Bis zu einem halben Meter hoch und mit Schlamm und Steinen vermischt: In Unterfranken stand nach Starkregen ein ganzer Ort unter Wasser. In Mömlingen waren die Straßen am Montag ab dem späten Nachmittag komplett von den Wassermassen bedeckt und Keller liefen voll. Die Polizei geht davon aus, dass der Ort noch einige Tage mit den Auswirkungen beschäftigt sein wird.
Straßen verschlammt, Keller vollgelaufen
Auch über Rheinland-Pfalz und Teile Hessens zogen teils heftige Unwetter hinweg.
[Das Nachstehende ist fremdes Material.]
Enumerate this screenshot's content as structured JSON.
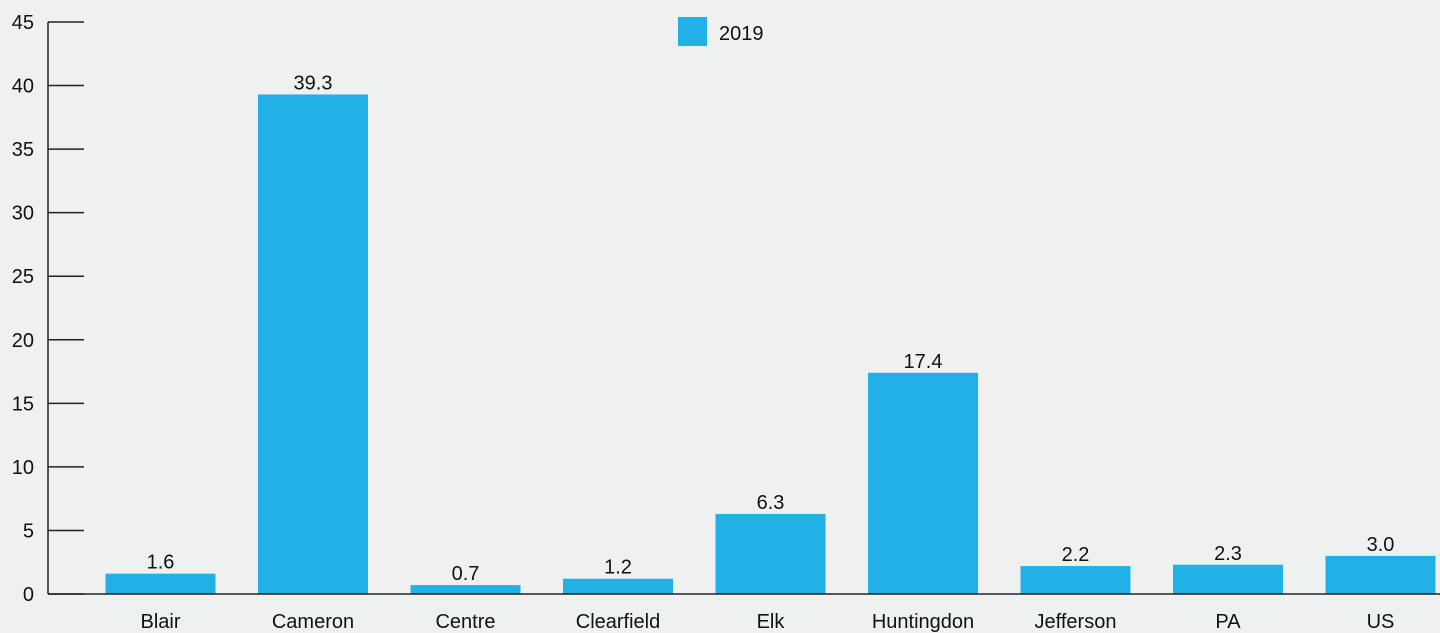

In der Vorderpfalz habe es 265 Einsätze aufgrund des Starkregenereignisses binnen kurzer Zeit gegeben, teilte die Feuerwehr am Morgen mit. Allein im Stadtgebiet Ludwigshafen waren es demnach 84 Einsätze, Wasser wurde aus Kellern und Wohnungen gepumpt, umgestürzte Bäume wurden beseitigt. In Koblenz bereitete Starkregen den Einsatzkräften viel Arbeit. Feuerwehr und Polizei waren aufgrund von vollgelaufenen Kellern, überfluteten Straßen und mehreren Unfällen im Einsatz.
In Bad Dürkheim rückten die Einsatzkräfte in der Nacht vermehrt wegen verschlammter Straßen und überfluteter Keller aus. Auf zwei Autobahnen in Rheinland-Pfalz kam es bei heftigen Regenfällen zu Unfällen mit Verletzten. Auf der A3 und der A48 gab es am späten Nachmittag im Bereich der Autobahnpolizei Montabaur insgesamt sieben Unfälle, wie die Polizei mitteilte. Dabei wurde ein Mensch schwer verletzt, drei weitere erlitten leichte Verletzungen. Insgesamt seien zwölf Fahrzeuge in die Unfälle verwickelt gewesen.
Viele Feuerwehreinsätze gab es auch im äußersten Westen: In Bocholt in Nordrhein-Westfalen mussten die Einsatzkräfte nach Starkregen mehr als 100 Mal ausrücken. Zahlreiche Keller mussten ausgepumpt sowie Bäume von Straßen geräumt werden.